In San Francisco, not once do I think to ask, does this make sense? Because it's not supposed to. It doesn't have to. It makes the sense of a strange song sung many times over many centuries by many voices reaching every note.
In San Francisco my hips are an infinity sign moving away from a lover who has left and toward another lover on the way, as the self and all that I am stays center. Stays still. Stays safe. Stays sweet.
Joan Mitchell
In San Francisco there is a bridge they call the Golden Gate. I hated hearing about gates such as these in church, but this golden gate makes me swear I see angels. They just look different. Really different. Their wings remain hidden or else they only reveal themselves mid-flight or mid-fall. The bridge takes my breath away every time I drive across it which is usually exactly once per trip.

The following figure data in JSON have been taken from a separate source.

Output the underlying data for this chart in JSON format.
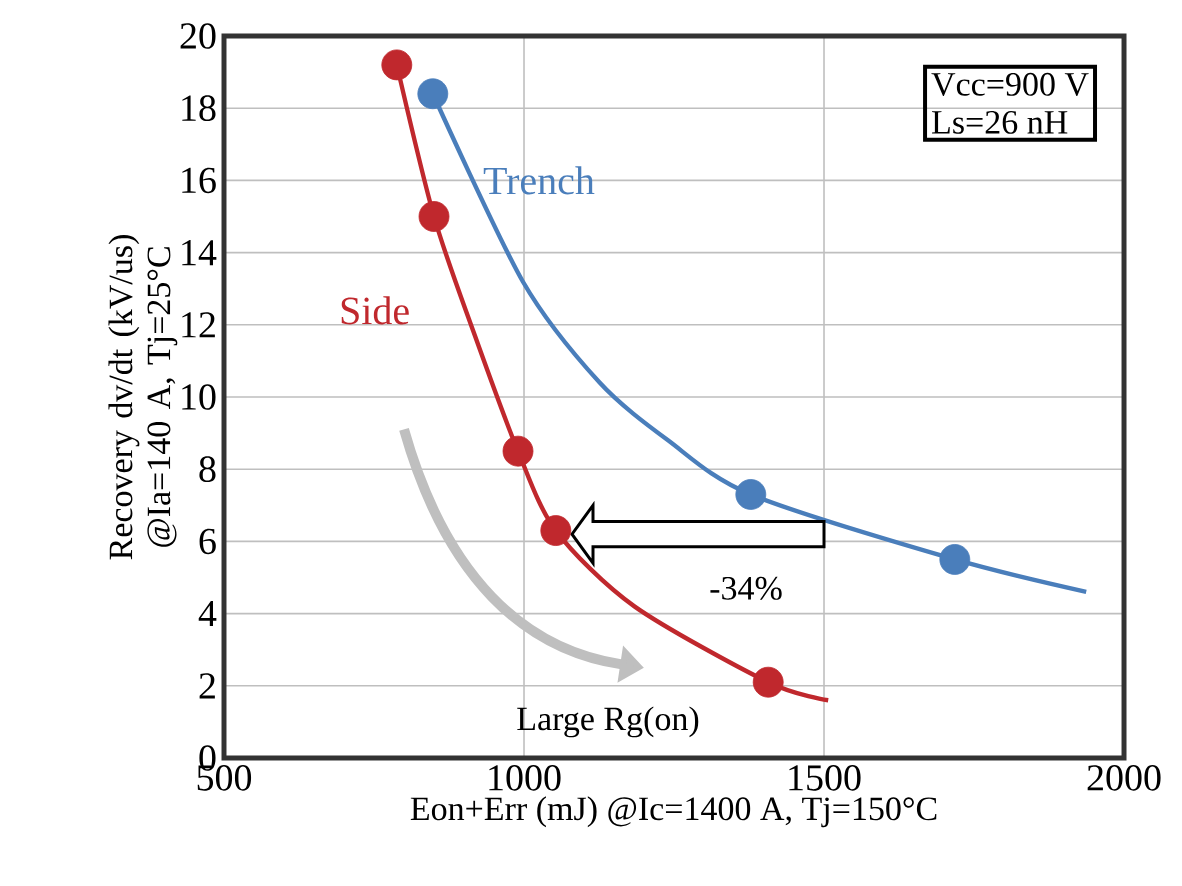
{
  "chart_data": {
    "type": "line",
    "xlabel": "Eon+Err (mJ) @Ic=1400 A, Tj=150°C",
    "ylabel": "Recovery dv/dt (kV/us) @Ia=140 A, Tj=25°C",
    "xlim": [
      500,
      2000
    ],
    "xticks": [
      500,
      1000,
      1500,
      2000
    ],
    "ylim": [
      0,
      20
    ],
    "yticks": [
      0,
      2,
      4,
      6,
      8,
      10,
      12,
      14,
      16,
      18,
      20
    ],
    "grid": true,
    "series": [
      {
        "name": "Trench",
        "color": "#4a7ebb",
        "x": [
          848,
          998,
          1126,
          1240,
          1378,
          1718,
          1937
        ],
        "values": [
          18.4,
          13.2,
          10.4,
          8.8,
          7.3,
          5.5,
          4.6
        ]
      },
      {
        "name": "Side",
        "color": "#c0282d",
        "x": [
          788,
          850,
          916,
          990,
          1053,
          1184,
          1407,
          1507
        ],
        "values": [
          19.2,
          15.0,
          11.8,
          8.5,
          6.3,
          4.2,
          2.1,
          1.6
        ]
      },
      {
        "type": "scatter",
        "color": "#4a7ebb",
        "marker": "circle",
        "x": [
          848,
          1378,
          1718
        ],
        "values": [
          18.4,
          7.3,
          5.5
        ]
      },
      {
        "type": "scatter",
        "color": "#c0282d",
        "marker": "circle",
        "x": [
          788,
          850,
          990,
          1053,
          1407
        ],
        "values": [
          19.2,
          15.0,
          8.5,
          6.3,
          2.1
        ]
      }
    ],
    "annotations": [
      "Vcc=900 V",
      "Ls=26 nH",
      "-34%",
      "Large Rg(on)"
    ]
  }
}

In San Francisco you can’t leave anything in your car. Its a real stealy place. But you can fall asleep with the windows cracked and an eye half open. You can wake up just in time to walk a long time on the beach listening to one of your favorite writers of all time, Lidia Yuknavitch narrate her new memoir through your phone. It will make you cry and make you growl and make you remember how much poetic, bold, and crass language makes you feel transcendant.
In San Francisco there are smells I ask everyone about but no one can name. Maybe the eucalyptus, maybe the shrubs, maybe your imagination calling you home with a memory that's not even your own.
Its definitely not old noodles.
xx,
Yan
I read Lidia a couple weeks ago and thought of you. I keep rereading the first chapter.